"You're not in 'Garage Kubrick,' then," she says, "you're in 'Spielberg's Closet': the supposition that the footage is being produced by someone who already has godlike production resources. Someone who, for some reason, is opting to produce and release very unconventional material in a very unconventional way. Someone with the clout to keep it quiet."
"You buy it?"
"No."
"Why not?"
"How much time have you spent with the actual footage?"
"Not much."
"How do you feel when you watch it?" ,
He looks down at his noodles, then up at her. "Lonely?"
"Most people find that that deepens. Becomes sort of polyphonic. Then there's a sense that it's going somewhere, that something will happen. Will change." She shrugs. "It's impossible to describe, but if you live with it for a while, it starts to get to you. It's just such a powerful effect, induced by so little actual screen time. I've never felt convinced that there's a recognized filmmaker around who can do that, although if you read the footage boards you'll see different directors constantly nominated."
"Or maybe it's the repetition. Maybe you've been looking at this stuff for so long that you've read all this into it. And talking with other people who've been doing the same thing."
"I've tried to convince myself of that. I've wanted to believe it, simply in order to let the thing go. But then I go back and look at it again, and there's that sense of… I don't know. Of an opening into something. Universe? Narrative?"
"Eat your noodles. Then we can talk."
AND they do, walking. Up to Camden Lock along the High Street, the weekend's Crusaders all gone home, passing the window of the design-ers of Damien's kitchen cabinets, Boone touching on his childhood in Oklahoma, the highs and lows of his start-up experience, vicissitudes of industry and the broader economy since the previous September. He seems to be making an effort to tell her who he is. Cayce in turn telling him a little about her work and nothing at all about its basis in her peculiar sensitivities.

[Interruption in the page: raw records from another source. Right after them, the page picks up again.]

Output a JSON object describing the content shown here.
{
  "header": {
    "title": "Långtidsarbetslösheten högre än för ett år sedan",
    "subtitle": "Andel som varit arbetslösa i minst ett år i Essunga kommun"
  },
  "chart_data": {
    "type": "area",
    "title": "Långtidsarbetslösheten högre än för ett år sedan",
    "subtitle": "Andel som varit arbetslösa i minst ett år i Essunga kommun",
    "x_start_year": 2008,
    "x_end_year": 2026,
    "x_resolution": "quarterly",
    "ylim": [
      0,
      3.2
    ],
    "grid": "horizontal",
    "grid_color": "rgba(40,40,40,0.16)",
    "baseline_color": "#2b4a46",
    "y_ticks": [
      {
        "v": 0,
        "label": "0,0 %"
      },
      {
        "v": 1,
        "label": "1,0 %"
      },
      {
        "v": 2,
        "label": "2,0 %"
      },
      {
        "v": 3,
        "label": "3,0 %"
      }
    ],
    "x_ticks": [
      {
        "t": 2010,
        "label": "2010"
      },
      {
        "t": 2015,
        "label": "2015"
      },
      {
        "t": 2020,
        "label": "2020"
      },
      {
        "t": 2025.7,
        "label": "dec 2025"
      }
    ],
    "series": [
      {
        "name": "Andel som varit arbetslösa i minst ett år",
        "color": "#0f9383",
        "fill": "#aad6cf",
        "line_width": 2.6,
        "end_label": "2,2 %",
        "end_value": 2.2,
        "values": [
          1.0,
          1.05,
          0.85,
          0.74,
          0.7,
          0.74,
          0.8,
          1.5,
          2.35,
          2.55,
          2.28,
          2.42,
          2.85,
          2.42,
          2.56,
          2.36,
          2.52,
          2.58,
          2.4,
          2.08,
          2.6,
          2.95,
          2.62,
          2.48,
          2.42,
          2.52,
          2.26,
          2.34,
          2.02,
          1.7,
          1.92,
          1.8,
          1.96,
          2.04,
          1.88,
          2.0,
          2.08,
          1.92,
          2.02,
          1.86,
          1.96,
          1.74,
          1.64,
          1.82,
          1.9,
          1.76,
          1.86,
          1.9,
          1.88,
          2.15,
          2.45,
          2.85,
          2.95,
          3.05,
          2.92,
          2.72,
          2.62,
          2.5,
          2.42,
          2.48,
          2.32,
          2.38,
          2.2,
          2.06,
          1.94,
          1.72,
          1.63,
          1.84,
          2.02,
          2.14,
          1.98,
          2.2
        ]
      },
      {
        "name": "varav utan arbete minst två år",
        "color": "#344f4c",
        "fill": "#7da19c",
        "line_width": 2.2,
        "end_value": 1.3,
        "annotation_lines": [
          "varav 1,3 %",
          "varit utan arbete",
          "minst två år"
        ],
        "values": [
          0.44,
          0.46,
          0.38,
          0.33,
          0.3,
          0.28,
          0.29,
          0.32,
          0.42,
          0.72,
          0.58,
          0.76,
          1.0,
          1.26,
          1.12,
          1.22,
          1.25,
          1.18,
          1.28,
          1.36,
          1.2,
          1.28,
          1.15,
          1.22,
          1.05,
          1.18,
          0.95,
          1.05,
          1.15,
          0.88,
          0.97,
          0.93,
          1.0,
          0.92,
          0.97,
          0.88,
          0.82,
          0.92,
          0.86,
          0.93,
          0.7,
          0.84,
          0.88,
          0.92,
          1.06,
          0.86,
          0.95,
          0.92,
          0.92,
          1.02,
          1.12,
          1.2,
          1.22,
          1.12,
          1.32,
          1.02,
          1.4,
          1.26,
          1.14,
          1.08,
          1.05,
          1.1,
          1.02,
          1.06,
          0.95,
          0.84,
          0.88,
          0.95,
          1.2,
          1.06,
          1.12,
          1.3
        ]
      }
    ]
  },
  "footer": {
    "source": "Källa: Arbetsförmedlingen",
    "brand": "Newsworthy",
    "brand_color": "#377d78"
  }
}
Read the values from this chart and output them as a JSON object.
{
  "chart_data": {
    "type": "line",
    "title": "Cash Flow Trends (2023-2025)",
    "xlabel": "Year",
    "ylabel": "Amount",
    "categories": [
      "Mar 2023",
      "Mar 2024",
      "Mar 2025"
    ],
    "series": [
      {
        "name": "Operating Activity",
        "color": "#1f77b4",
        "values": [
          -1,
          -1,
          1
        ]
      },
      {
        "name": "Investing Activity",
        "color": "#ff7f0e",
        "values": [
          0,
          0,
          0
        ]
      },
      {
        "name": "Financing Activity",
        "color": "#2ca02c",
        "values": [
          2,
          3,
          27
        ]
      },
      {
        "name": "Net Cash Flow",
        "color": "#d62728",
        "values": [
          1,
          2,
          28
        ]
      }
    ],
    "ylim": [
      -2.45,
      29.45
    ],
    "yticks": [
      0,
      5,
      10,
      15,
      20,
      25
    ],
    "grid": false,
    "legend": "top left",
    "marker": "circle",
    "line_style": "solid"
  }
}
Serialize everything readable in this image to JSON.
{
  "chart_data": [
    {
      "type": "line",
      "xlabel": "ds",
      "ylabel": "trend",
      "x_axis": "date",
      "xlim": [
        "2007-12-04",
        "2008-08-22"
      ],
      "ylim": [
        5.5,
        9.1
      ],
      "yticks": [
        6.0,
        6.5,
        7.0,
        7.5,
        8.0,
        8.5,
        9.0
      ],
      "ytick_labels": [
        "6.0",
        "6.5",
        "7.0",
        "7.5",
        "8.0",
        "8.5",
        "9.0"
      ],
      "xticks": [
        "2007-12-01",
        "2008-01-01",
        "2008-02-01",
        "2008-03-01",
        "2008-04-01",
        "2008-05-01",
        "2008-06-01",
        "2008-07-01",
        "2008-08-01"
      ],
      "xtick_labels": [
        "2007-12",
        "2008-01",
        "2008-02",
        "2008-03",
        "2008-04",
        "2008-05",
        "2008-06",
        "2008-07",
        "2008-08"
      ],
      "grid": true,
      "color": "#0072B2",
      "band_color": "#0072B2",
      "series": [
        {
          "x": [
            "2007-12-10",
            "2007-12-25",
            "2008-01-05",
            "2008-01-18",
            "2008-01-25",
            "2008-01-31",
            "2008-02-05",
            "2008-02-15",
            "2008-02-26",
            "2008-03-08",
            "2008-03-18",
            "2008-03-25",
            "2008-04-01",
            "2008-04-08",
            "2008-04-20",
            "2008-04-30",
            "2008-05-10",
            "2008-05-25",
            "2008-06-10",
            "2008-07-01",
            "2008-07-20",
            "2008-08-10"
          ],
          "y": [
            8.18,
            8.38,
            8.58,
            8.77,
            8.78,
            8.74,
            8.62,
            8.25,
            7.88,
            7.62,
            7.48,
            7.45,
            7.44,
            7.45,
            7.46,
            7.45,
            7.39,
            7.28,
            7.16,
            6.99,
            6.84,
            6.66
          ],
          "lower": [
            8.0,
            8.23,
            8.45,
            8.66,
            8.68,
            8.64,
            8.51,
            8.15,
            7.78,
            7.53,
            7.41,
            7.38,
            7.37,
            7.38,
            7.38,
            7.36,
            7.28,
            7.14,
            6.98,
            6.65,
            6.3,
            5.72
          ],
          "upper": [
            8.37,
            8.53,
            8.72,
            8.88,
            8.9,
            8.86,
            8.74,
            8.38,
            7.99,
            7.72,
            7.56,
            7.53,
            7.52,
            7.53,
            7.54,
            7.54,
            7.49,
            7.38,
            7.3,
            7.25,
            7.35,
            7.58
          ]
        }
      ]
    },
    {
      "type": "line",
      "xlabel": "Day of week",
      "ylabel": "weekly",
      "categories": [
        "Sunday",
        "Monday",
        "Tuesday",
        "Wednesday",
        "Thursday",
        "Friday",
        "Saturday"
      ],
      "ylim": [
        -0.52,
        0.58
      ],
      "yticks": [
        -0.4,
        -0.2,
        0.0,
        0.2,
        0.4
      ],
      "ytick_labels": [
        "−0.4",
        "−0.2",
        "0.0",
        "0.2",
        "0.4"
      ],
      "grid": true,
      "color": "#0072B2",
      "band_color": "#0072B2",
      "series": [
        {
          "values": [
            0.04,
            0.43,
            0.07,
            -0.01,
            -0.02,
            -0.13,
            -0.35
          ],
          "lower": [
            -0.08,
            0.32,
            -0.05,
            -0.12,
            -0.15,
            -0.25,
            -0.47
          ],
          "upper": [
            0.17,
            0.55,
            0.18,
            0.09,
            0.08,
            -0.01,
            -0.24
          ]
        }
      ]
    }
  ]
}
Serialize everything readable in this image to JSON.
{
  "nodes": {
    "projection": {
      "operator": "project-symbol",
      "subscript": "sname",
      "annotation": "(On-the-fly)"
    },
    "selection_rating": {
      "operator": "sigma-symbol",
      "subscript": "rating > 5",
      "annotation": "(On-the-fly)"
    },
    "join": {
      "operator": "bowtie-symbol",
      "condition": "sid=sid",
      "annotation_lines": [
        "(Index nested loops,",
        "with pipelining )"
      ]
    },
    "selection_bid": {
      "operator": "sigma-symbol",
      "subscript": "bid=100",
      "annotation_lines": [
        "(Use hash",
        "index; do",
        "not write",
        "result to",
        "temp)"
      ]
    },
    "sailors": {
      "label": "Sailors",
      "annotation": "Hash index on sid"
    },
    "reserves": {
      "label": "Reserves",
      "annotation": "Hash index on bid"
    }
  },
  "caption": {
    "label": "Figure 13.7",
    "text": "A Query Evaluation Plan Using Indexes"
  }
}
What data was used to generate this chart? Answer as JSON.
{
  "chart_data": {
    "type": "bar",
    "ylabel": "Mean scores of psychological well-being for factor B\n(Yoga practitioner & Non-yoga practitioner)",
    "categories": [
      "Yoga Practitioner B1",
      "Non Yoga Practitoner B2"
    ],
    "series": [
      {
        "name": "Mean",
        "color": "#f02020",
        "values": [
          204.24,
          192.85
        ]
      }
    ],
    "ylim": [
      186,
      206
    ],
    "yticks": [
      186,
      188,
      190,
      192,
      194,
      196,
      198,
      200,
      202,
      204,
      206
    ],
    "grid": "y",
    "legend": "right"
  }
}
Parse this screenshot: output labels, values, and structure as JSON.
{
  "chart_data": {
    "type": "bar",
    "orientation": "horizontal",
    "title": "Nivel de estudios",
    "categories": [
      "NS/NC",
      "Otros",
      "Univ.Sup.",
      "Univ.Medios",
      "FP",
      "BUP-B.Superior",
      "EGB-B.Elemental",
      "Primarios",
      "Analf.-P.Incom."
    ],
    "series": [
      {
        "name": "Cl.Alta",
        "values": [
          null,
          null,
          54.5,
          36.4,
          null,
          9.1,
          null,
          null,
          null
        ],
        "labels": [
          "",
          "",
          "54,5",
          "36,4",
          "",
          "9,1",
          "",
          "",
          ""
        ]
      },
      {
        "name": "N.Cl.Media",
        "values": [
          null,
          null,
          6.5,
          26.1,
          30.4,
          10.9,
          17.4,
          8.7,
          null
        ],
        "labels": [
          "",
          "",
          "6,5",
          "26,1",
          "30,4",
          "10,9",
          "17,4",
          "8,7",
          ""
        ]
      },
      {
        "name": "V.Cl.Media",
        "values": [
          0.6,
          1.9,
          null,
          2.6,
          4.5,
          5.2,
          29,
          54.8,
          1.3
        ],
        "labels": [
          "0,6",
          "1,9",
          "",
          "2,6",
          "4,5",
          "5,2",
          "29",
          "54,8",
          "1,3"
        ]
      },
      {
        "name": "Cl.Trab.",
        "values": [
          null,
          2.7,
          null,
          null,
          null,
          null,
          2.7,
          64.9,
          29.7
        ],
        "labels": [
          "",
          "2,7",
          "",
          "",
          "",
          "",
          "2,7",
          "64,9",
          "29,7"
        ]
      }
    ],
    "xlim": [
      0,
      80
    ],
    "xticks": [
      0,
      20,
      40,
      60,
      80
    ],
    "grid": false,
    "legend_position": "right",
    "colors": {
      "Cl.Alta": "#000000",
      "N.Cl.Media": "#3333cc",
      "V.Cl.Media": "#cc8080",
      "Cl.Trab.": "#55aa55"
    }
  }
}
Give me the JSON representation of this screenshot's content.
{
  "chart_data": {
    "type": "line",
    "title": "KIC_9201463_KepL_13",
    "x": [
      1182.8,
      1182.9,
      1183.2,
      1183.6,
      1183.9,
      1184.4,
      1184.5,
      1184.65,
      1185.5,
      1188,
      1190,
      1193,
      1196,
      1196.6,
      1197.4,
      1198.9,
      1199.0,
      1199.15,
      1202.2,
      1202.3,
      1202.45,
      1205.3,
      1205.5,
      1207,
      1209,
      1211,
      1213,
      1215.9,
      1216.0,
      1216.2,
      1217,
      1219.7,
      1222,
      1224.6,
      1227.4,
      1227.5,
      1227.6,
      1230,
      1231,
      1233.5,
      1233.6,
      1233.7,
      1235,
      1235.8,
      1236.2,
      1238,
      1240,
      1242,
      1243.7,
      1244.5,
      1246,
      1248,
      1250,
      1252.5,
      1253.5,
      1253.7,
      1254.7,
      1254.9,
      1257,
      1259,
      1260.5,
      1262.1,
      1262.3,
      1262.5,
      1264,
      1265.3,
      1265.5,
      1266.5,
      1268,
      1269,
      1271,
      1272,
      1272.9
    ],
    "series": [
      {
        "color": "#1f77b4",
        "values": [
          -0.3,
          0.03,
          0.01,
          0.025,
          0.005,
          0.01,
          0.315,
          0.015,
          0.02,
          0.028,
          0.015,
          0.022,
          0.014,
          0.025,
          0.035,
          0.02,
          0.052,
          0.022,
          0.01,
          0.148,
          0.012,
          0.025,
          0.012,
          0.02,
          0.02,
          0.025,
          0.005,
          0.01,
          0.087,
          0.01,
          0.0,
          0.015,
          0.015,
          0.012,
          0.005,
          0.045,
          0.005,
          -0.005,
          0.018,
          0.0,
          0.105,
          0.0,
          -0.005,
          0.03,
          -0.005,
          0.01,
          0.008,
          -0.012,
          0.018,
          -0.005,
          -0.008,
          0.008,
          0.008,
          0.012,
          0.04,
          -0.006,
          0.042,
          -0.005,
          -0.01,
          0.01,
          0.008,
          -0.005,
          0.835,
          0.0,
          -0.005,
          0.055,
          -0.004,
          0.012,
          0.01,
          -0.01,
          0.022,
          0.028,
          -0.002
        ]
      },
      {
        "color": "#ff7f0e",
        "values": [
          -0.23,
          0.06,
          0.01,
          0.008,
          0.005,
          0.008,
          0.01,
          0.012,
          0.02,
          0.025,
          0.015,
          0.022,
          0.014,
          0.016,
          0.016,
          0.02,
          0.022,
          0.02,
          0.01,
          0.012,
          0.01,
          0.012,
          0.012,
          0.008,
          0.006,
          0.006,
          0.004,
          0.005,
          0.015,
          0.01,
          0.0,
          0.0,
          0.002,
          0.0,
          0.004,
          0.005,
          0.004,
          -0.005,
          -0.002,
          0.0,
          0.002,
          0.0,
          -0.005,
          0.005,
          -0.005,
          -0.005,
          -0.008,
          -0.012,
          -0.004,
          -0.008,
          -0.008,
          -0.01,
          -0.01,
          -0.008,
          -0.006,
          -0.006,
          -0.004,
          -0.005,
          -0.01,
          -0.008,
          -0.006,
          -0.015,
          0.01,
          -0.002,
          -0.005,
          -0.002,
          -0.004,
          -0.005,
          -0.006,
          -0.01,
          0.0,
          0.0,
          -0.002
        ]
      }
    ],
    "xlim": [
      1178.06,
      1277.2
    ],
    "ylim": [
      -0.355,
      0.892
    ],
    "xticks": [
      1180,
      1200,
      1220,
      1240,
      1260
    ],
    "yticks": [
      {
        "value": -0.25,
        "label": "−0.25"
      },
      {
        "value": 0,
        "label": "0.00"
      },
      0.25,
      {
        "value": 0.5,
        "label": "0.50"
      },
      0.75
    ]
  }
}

Until they find themselves on the canal's shabby towpath, under a sky like a gray-scale Cibachrome of a Turner print, too powerfully back-lit. This spot reminding her now of a visit to Disneyland with Win and her mother, when she was twelve. Pirates of the Caribbean had broken down and they'd been rescued by staff wearing hip-waders over their pirate costumes, to be led through a doorway into a worn, concrete-walled, oil-stained subterranean realm of machinery and cables, inhabited by glum mechanics, these backstage workers reminding Cayce of the Mor-locks in
It had been a difficult trip for her because she couldn't tell her parents that she'd started trying to avoid having Mickey in her field of vision, and by the fourth and final day she'd developed a rash. Mickey hadn't subsequently become a problem, but she still avoided him anyway, out of a sense of having had a close shave.
Now Boone apologizes for having to check his e-mail; says he may have incoming he'd like her to see. Sits on a bench and gets out his laptop. She goes to the canal's edge and looks down. A gray condom, drifting like a jellyfish, a lager can half-afloat, and deeper down swirls something she can't identify, swathed in a pale and billowing caul of ragged builder's plastic. She shudders and turns away.
"Have a look at this," he says, looking up from his screen, the open laptop across his knees. She crosses the towpath and sits beside him. He passes her the laptop. Washed out in the afternoon light, she sees an opened message:
There's something encrypted in each of these but that's all I can tell you. Whatever it is, it's not much data, and that's uniform from segment to segment. If it were bigger, maybe—but as it is this is the best I can do: definitely a needle in your haystack.
"Who's it from?"
"Friend of mine at Rice. I had him look at all hundred and thirty-five segments."
"What's he do?"
"Math. I've never even remotely understood it. Interviews angels for positions on pinheads. We had him onboard for the start-up. Encryption issues, but that's only a by-product of whatever it is he does theoretically. Seems to find it intensely comical that there's any practical application whatever."
And she hears herself say: "It's a watermark."
Then he's looking at her. She can't read the look at all. "How do you know?"
"There's someone in Tokyo who claims to have a number that someone else extracted from segment seventy-eight."
"Who extracted it?"
"Footageheads. Otaku types."
"Do you have the number?"
"No. I'm not even positive that it's true. He might be making it up."
"Why?"
"To impress a girl. But she doesn't exist either."
He stares at her. "What would it take to find out if it's true?"
"An airport," she says, having to admit to herself now that she's already worked it out, already gone there, "a ticket. And a lie."